I've always wondered how a particular logo develops a cachet. Is it, as the jargon goes now, an 'organic' development, or is it carefully orchestrated? I'm leaning toward the latter.
Just to pick one example, how did Hollister got to be the thing to wear? I just looked it up (thanks wikipedia) and found out it is a A&F brand, not a surf board shop whose logo happened to catch on. Ah, nothing like aggressive, targeted marketing to make us all want to be seen in a casual yet carefully crafted look.
How's this related to sense-of-place? I've always wondered whether a place-logo could become fashionable and whether that would that help the youth of that area better appreciate their home place. It would be far better if they came to appreciate it, well, 'organically' but I'm not above thinking that youth fashion could be an ally. Can you see, say a "Superior East" logo catching on?

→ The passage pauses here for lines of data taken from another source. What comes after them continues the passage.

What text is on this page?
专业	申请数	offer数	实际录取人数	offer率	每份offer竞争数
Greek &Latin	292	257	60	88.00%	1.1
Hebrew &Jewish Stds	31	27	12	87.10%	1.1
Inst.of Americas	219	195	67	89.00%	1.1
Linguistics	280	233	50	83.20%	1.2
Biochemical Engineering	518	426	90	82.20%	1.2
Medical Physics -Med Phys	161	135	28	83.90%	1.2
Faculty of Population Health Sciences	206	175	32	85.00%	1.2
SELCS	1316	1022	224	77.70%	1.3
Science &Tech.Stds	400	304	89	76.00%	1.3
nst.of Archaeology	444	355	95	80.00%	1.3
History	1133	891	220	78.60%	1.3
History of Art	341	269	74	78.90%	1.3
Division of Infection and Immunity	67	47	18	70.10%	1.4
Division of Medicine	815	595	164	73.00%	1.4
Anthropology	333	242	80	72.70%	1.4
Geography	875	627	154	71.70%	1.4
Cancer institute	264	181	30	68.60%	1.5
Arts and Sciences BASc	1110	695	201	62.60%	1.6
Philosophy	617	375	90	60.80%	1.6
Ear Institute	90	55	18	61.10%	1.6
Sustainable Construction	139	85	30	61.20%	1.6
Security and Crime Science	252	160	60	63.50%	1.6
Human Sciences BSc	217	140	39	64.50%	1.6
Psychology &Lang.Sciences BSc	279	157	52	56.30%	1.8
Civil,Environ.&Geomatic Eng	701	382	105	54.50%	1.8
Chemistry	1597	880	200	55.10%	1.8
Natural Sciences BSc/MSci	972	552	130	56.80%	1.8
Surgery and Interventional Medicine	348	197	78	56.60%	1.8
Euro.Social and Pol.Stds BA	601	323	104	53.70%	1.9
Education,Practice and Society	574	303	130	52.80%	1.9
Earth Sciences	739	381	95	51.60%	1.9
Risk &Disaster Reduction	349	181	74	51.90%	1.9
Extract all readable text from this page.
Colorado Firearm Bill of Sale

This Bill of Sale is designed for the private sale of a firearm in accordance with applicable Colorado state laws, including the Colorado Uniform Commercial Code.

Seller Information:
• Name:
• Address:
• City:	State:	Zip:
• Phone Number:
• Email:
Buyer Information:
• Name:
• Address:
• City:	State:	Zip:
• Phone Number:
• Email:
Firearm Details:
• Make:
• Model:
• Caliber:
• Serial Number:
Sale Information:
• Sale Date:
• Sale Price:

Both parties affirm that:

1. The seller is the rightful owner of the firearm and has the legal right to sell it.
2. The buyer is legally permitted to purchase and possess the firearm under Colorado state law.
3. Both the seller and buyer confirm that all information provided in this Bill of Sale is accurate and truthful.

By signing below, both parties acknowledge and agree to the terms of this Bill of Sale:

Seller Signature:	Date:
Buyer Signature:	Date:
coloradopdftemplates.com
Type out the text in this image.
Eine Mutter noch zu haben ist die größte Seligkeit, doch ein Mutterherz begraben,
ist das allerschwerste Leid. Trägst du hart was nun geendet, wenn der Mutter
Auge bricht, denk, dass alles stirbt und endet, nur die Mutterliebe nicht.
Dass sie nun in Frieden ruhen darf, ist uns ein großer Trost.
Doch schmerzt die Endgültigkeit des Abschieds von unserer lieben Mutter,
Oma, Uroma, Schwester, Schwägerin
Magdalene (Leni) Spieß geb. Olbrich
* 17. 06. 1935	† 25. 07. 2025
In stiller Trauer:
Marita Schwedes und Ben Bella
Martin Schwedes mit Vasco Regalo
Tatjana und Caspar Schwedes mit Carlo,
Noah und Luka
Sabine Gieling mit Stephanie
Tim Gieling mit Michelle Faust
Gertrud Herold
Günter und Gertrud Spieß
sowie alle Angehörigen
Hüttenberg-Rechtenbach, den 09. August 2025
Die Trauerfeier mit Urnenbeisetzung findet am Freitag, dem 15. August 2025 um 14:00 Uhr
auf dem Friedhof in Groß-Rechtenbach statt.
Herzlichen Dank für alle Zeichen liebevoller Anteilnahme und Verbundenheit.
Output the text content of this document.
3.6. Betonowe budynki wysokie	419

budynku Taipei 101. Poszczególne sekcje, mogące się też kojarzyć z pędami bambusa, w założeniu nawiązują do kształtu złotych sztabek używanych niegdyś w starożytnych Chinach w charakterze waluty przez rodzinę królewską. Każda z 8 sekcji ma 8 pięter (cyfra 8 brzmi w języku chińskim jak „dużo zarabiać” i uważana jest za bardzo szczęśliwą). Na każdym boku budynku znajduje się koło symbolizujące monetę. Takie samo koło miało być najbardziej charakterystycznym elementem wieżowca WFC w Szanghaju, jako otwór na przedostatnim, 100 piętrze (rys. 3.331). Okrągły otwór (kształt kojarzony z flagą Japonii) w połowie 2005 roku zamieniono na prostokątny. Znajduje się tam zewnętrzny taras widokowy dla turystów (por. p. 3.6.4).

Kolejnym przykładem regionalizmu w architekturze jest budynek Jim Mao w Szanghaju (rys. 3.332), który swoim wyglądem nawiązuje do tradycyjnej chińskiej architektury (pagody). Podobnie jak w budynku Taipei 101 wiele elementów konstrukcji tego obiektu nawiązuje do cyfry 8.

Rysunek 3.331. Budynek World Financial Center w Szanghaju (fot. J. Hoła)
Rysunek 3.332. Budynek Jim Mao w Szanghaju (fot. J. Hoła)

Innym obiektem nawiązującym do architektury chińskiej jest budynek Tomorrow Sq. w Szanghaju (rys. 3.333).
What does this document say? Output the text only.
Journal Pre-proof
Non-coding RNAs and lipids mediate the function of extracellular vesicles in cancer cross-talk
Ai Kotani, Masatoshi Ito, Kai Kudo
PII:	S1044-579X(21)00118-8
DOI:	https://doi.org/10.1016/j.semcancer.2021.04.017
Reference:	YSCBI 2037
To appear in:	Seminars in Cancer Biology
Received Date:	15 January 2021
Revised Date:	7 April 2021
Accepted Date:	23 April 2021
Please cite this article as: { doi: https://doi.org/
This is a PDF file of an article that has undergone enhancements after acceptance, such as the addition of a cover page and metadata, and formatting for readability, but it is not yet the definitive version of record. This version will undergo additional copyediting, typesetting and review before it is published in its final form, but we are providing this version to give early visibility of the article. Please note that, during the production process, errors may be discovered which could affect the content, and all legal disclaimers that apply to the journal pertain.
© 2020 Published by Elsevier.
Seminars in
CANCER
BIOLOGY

Thus I was excited by the a recent news story that Nautica was bringing out a line of clothing inspired by Sleeping Bear Dunes. I thought maybe we'd see kids around the country wearing a logo related to northern Michigan. Alas, it was instead that the colors of the new lineup were inspired by Lake Michigan shorelines -- sand dune tan, lake blue and Coast Guard orange. The Sleeping Bear Dunes name got into a new set of trade publications but I'm still waiting for the fashionable logo to come out and catch on on its own. I really don't think I want a fashion label to come in and force it.